Aktuelle Berechnungen des Rheinisch-Westfälischen Instituts für Wirtschaftsforschung (RWI) zeigen, dass es ökonomisch sinnvoll ist, den ermäßigten Umsatzsteuersatz vollständig abzuschaffen und gleichzeitig den Regelsatz aufkommensneutral zu senken. Das für die Berechnungen auf Grundlage des Rechtsstands aus dem Jahr 2012 simulierte Aufkommen der Umsatzsteuer, die in Deutschland auch unter dem Namen „Mehrwertsteuer“ bekannt ist, betrug knapp 195 Milliarden Euro. Bei aufkommensneutraler Abschaffung der Ermäßigungstatbestände würde sich daraus ein neuer einheitlicher Umsatzsteuersatz von 16,7% ergeben.
Die regressive Wirkung der Umsatzsteuer, also der Effekt, dass mit steigendem Haushaltseinkommen ein geringerer Anteil des Einkommens als Steuer gezahlt wird, bliebe bei einem einheitlichen Steuersatz bestehen. Die Belastung der einkommensschwächsten Gruppen würde dabei 16,4% des Haushaltsnettoeinkommens betragen, während sie bei der einkommensstärksten Gruppe mit 7,5% zu Buche schlagen würde. Dies entspricht einer Mehrbelastung von Haushalten mit den niedrigsten Einkommen gegenüber dem Status quo um 70 Euro im Jahr bzw. um 0,7%-Punkte.
Dieser moderate Anstieg bei Einführung eines einheitlichen Steuersatzes rechtfertigt jedoch keine Beibehaltung der zurzeit tatsächlich stattfindenden Subventionierung der nicht-bedürftigen Haushalte durch den ermäßigten Umsatzsteuersatz. Die zusätzliche Belastung einkommensschwacher Haushalte könnte zudem durch eine Anhebung des einkommenssteuerlichen Grundfreibetrags ausgeglichen werden.
Bisherige Mehrwertsteuer-Regelung ist kompliziert und nicht nachvollziehbar
Schnittblumen ja, Mineralwasser nein – was aktuell im deutschen Umsatzsteuerrecht als „Gut des täglichen Bedarfs“ eingestuft wird, ist selbst bei näherer Betrachtung nicht nachvollziehbar. Hinzu kommt die unterschiedliche Besteuerung von vermeintlich gleichen Gütern oder Leistungen: Verspeist ein Gast eine Currywurst an einem Tisch sitzend, unterliegt das Nahrungsmittel dem Regelsatz von 19% Umsatzsteuer. Nimmt der Kunde seine Mahlzeit hingegen im Stehen ein, werden nur 7% Mehrwertsteuer fällig.

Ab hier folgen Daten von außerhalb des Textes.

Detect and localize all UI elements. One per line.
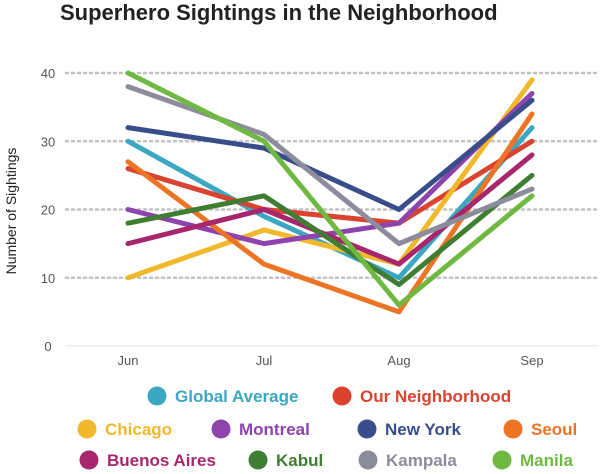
legend: Global Average Our Neighborhood Chicago Mon… [77,386,577,470]
legend-swatch [357,419,377,439]
legend-label: Chicago [105,420,172,439]
legend-label: Kampala [386,451,457,470]
legend-swatch [77,419,97,439]
x-tick-label: Jun [118,353,139,368]
y-axis-ticks: 0 10 20 30 40 [41,66,55,354]
x-tick-label: Sep [520,353,543,368]
x-tick-label: Jul [256,353,273,368]
series-line [125,152,535,267]
series-line [125,77,535,281]
legend-label: Global Average [175,387,298,406]
legend-label: Kabul [276,451,323,470]
legend-label: Our Neighborhood [360,387,511,406]
legend-swatch [147,386,167,406]
series-line [125,97,535,212]
series-line [125,84,535,247]
legend-swatch [503,419,523,439]
y-tick-label: 20 [41,203,55,218]
y-tick-label: 40 [41,66,55,81]
legend-swatch [79,450,99,470]
legend-swatch [248,450,268,470]
legend-label: Buenos Aires [107,451,216,470]
y-tick-label: 10 [41,271,55,286]
legend-swatch [211,419,231,439]
series-line [125,70,535,308]
legend-swatch [492,450,512,470]
y-axis-label: Number of Sightings [3,148,19,275]
legend-label: Seoul [531,420,577,439]
x-axis-ticks: Jun Jul Aug Sep [118,353,544,368]
x-tick-label: Aug [387,353,410,368]
legend-label: Montreal [239,420,310,439]
legend-swatch [332,386,352,406]
series-line [125,172,535,288]
series-lines [125,70,535,315]
series-line [125,111,535,315]
gridlines [64,71,600,347]
y-tick-label: 30 [41,134,55,149]
legend-label: New York [385,420,461,439]
legend-swatch [358,450,378,470]
chart-title: Superhero Sightings in the Neighborhood [60,0,498,25]
series-line [125,138,535,226]
y-tick-label: 0 [44,339,51,354]
legend-label: Manila [520,451,573,470]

Das ursprüngliche Ziel, vor allem Geringverdiener durch eine geringere Besteuerung von Gütern und Dienstleistungen des täglichen Bedarfs zu entlasten, wird dabei in der heutigen komplizierten Ausgestaltung nicht erreicht: Die Steuerbelastung durch die Mehrwertsteuer – gemessen in Prozent des Haushaltsnettoeinkommens – beträgt in der einkommensschwächsten Gruppe 15,7%, während die einkommensstärkste Gruppe für ihren Verbrauch nur Umsatzsteuer in Höhe von 7,4% des Einkommens zahlt.

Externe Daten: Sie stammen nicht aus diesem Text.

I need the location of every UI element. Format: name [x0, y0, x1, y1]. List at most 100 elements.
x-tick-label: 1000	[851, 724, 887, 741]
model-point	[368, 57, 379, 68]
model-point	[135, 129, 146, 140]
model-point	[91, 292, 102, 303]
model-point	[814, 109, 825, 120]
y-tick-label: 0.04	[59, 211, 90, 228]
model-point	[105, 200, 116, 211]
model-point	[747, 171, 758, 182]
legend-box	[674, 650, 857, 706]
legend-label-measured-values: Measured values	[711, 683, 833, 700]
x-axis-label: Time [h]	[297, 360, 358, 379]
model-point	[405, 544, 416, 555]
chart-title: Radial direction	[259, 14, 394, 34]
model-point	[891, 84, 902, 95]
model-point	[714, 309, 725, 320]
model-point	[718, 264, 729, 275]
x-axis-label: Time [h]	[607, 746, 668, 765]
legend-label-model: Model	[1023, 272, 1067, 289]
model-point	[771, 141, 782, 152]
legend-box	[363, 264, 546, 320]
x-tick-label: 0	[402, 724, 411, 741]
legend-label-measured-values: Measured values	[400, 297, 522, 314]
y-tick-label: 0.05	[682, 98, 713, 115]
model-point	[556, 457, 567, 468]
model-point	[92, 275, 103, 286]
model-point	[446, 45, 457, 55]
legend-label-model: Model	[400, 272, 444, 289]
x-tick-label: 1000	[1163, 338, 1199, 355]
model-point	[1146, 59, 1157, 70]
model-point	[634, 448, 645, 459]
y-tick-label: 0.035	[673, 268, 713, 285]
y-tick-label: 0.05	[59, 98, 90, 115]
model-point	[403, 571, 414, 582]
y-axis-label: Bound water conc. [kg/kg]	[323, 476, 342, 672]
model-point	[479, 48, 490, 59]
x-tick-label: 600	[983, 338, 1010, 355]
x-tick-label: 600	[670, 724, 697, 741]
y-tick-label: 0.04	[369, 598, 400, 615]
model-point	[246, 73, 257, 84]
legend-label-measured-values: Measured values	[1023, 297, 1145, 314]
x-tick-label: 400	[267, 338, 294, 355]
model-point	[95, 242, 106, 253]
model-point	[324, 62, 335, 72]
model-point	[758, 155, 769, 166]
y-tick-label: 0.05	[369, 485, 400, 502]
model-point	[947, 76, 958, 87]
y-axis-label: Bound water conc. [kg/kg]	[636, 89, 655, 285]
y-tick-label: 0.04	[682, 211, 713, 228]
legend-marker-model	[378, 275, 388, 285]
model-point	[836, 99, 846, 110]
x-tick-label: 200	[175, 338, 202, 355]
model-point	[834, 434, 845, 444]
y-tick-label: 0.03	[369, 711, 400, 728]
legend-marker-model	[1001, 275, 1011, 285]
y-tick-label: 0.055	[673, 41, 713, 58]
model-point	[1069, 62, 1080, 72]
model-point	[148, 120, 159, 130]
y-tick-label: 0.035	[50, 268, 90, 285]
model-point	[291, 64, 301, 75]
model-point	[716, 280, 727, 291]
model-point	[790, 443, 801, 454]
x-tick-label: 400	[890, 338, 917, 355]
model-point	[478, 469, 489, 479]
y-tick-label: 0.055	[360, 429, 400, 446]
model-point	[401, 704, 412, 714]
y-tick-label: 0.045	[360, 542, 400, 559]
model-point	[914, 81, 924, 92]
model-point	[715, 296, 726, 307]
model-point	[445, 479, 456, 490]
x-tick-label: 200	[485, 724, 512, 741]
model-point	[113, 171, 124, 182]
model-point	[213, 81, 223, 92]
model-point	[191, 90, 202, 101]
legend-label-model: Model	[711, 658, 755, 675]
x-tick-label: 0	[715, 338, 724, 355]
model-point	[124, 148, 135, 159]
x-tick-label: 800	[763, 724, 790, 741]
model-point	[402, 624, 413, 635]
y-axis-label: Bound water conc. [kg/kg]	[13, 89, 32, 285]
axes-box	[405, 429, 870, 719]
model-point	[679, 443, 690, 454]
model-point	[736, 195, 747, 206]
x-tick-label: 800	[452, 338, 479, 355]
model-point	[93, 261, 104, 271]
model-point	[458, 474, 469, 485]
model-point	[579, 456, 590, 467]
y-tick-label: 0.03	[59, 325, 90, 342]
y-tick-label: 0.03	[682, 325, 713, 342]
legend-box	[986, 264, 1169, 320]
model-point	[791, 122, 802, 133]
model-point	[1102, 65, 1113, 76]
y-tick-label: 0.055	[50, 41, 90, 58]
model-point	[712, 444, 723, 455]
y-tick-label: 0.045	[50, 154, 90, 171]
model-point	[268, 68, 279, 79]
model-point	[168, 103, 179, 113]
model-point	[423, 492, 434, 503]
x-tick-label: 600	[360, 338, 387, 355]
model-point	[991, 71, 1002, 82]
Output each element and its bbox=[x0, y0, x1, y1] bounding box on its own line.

Umsatzsteuer ist eine der wichtigsten Einnahmequellen des Staates
Die Umsatzsteuer gehört in Deutschland zu den wichtigsten Einnahmequellen des Staates. Im Jahr 2012 steuerte sie knapp ein Drittel zum Gesamtsteueraufkommen bei. Sie fällt immer dann an, wenn Unternehmen im Inland Dienstleistungen erbringen oder Waren veräußern. Steuerschuldner sind die Unternehmen, die Steuerlast trägt jedoch der Endverbraucher. Neben dem regulären Umsatzsteuersatz von derzeit 19% gibt es eine Reihe von Dienstleistungen und Waren, die einem ermäßigten Steuersatz von 7% unterliegen oder sogar ganz von der Umsatzsteuer befreit sind.

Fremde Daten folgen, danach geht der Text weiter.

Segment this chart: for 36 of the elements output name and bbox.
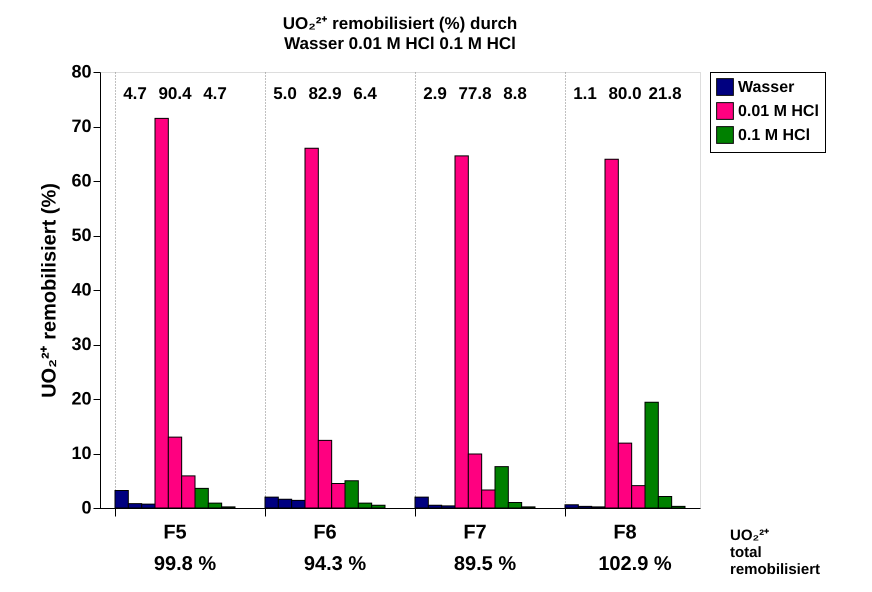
y-tick-label: 30 <box>71 334 92 354</box>
annotation: 4.7 <box>203 84 227 103</box>
annotation: 1.1 <box>573 84 597 103</box>
y-tick-label: 20 <box>71 388 92 408</box>
text: 89.5 % <box>454 553 516 575</box>
y-tick-label: 70 <box>71 116 92 136</box>
annotation: 2.9 <box>423 84 447 103</box>
x-tick-label: F6 <box>313 522 337 544</box>
x-tick-label: F7 <box>463 522 487 544</box>
y-axis-title: UO₂²⁺ remobilisiert (%) <box>38 183 60 398</box>
y-tick-label: 40 <box>71 280 92 300</box>
annotation: 8.8 <box>503 84 527 103</box>
y-tick-label: 60 <box>71 170 92 190</box>
x-tick-label: F5 <box>163 522 187 544</box>
legend-label: 0.01 M HCl <box>738 103 819 120</box>
chart-title: UO₂²⁺ remobilisiert (%) durch <box>282 14 518 33</box>
annotation: 82.9 <box>308 84 342 103</box>
annotation: 21.8 <box>648 84 682 103</box>
y-tick-label: 80 <box>71 62 92 82</box>
y-tick-label: 10 <box>71 443 92 463</box>
y-tick-label: 50 <box>71 225 92 245</box>
text: 94.3 % <box>304 553 366 575</box>
chart-subtitle: Wasser 0.01 M HCl 0.1 M HCl <box>284 34 516 53</box>
annotation: 6.4 <box>353 84 378 103</box>
y-tick-label: 0 <box>81 498 92 518</box>
annotation: 4.7 <box>123 84 147 103</box>
annotation: 5.0 <box>273 84 297 103</box>
legend-label: 0.1 M HCl <box>738 127 810 144</box>
legend-label: Wasser <box>738 79 794 96</box>
text: 102.9 % <box>598 553 672 575</box>
annotation: 80.0 <box>608 84 642 103</box>
text: 99.8 % <box>154 553 216 575</box>
text: UO₂²⁺ total remobilisiert <box>730 527 820 578</box>
annotation: 90.4 <box>158 84 192 103</box>
annotation: 77.8 <box>458 84 492 103</box>
x-tick-label: F8 <box>613 522 637 544</box>
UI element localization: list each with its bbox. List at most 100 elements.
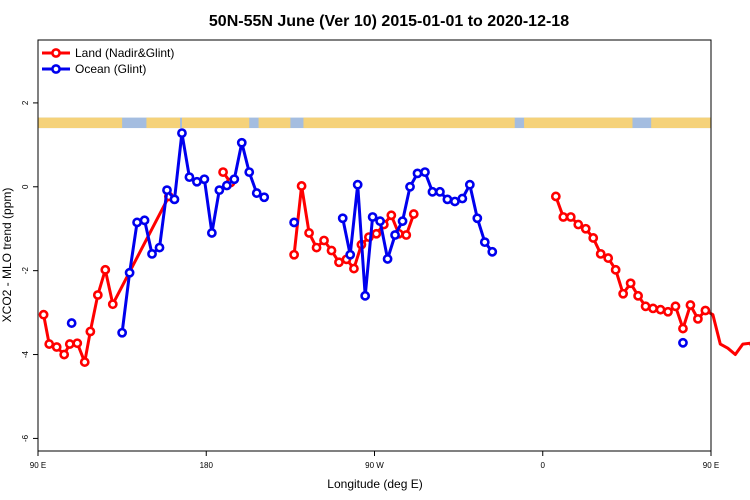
data-point — [236, 137, 247, 148]
data-point — [401, 230, 412, 240]
y-tick-label: -4 — [21, 350, 30, 358]
data-point — [375, 216, 386, 227]
data-point — [192, 176, 202, 187]
y-tick-label: 0 — [21, 184, 30, 189]
data-point — [670, 301, 681, 312]
data-point — [154, 242, 165, 253]
x-tick-label: 180 — [200, 461, 214, 470]
land-band — [651, 117, 711, 129]
plot-frame — [37, 39, 712, 452]
data-point — [371, 228, 382, 239]
data-point — [117, 327, 128, 338]
data-point — [147, 248, 157, 259]
data-point — [367, 212, 378, 222]
x-tick-label: 90 E — [703, 461, 719, 470]
data-point — [177, 128, 187, 139]
data-point — [79, 357, 90, 367]
data-point — [100, 264, 111, 275]
data-point — [565, 212, 576, 222]
data-point — [319, 235, 329, 246]
x-tick-label: 0 — [541, 461, 546, 470]
data-point — [397, 216, 408, 227]
land-band — [181, 117, 250, 129]
data-point — [107, 299, 118, 310]
land-band — [258, 117, 291, 129]
land-band — [146, 117, 181, 129]
data-point — [487, 246, 498, 257]
data-point — [221, 180, 232, 191]
x-axis: 90 E 180 90 W 0 90 E — [30, 451, 719, 470]
data-point — [326, 245, 337, 256]
data-point — [678, 337, 688, 348]
data-point — [251, 188, 262, 198]
data-point — [66, 318, 77, 328]
data-point — [259, 192, 270, 203]
data-point — [345, 249, 356, 260]
data-point — [558, 212, 569, 222]
legend-label: Ocean (Glint) — [75, 62, 146, 76]
y-tick-label: 2 — [21, 100, 30, 105]
data-point — [640, 301, 651, 312]
data-point — [169, 194, 180, 205]
data-point — [442, 194, 453, 205]
data-point — [685, 300, 696, 310]
data-point — [38, 309, 49, 320]
y-tick-label: -2 — [21, 267, 30, 275]
data-point — [360, 290, 371, 301]
data-point — [304, 228, 314, 238]
data-point — [184, 172, 195, 183]
data-point — [311, 242, 322, 253]
series-layer — [38, 128, 750, 367]
data-point — [479, 237, 490, 248]
data-point — [700, 305, 711, 316]
data-point — [386, 210, 397, 221]
data-point — [405, 181, 415, 192]
data-point — [92, 290, 103, 300]
land-band — [524, 117, 633, 129]
data-point — [618, 288, 629, 299]
legend-label: Land (Nadir&Glint) — [75, 46, 174, 60]
data-point — [580, 223, 591, 234]
data-point — [588, 233, 599, 243]
series-ocean — [66, 128, 688, 348]
data-point — [59, 349, 70, 360]
data-point — [349, 263, 359, 274]
data-point — [51, 342, 62, 352]
data-point — [420, 167, 430, 178]
data-point — [124, 267, 135, 278]
data-point — [162, 185, 172, 196]
legend-marker — [51, 64, 61, 74]
data-point — [382, 254, 393, 264]
legend-marker — [51, 48, 61, 58]
data-point — [595, 248, 606, 259]
data-point — [573, 219, 584, 230]
land-ocean-strip — [38, 117, 711, 129]
land-band — [303, 117, 515, 129]
data-point — [214, 185, 225, 196]
data-point — [457, 193, 468, 204]
data-point — [449, 196, 460, 207]
data-point — [72, 338, 83, 349]
data-point — [44, 339, 55, 349]
data-point — [390, 230, 400, 240]
data-point — [603, 253, 614, 263]
data-point — [427, 186, 438, 197]
data-point — [64, 339, 75, 349]
data-point — [337, 213, 348, 224]
data-point — [334, 257, 344, 268]
data-point — [610, 264, 621, 275]
series-land — [38, 167, 750, 367]
x-tick-label: 90 W — [365, 461, 384, 470]
legend: Land (Nadir&Glint) Ocean (Glint) — [42, 46, 174, 76]
land-band — [38, 117, 123, 129]
data-point — [132, 217, 142, 228]
x-tick-label: 90 E — [30, 461, 46, 470]
data-point — [625, 278, 636, 289]
data-point — [464, 179, 475, 190]
y-axis: 2 0 -2 -4 -6 — [21, 100, 38, 442]
y-axis-label: XCO2 - MLO trend (ppm) — [0, 188, 14, 323]
data-point — [85, 326, 96, 337]
data-point — [199, 174, 210, 185]
series-line — [42, 171, 750, 364]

Datengrundlage für die Berechnungen mit dem USt-Mikrosimulationsmodell des RWI ist eine 80%-Unterstichprobe der Einkommens- und Verbrauchsstichprobe (EVS) 2008. Die EVS ist eine Befragung von 0,2% aller in Deutschland lebenden privaten Haushalte, die u.a. detaillierte Informationen über die Einnahmen- und Ausgabenstruktur sowie über die Vermögenssituation der Befragten liefert.
Dieser Pressemitteilung liegt die RWI Position #61 „Warum warten? Plädoyer für eine Umsatzsteuerreform“ vom 10. September 2014 zugrunde.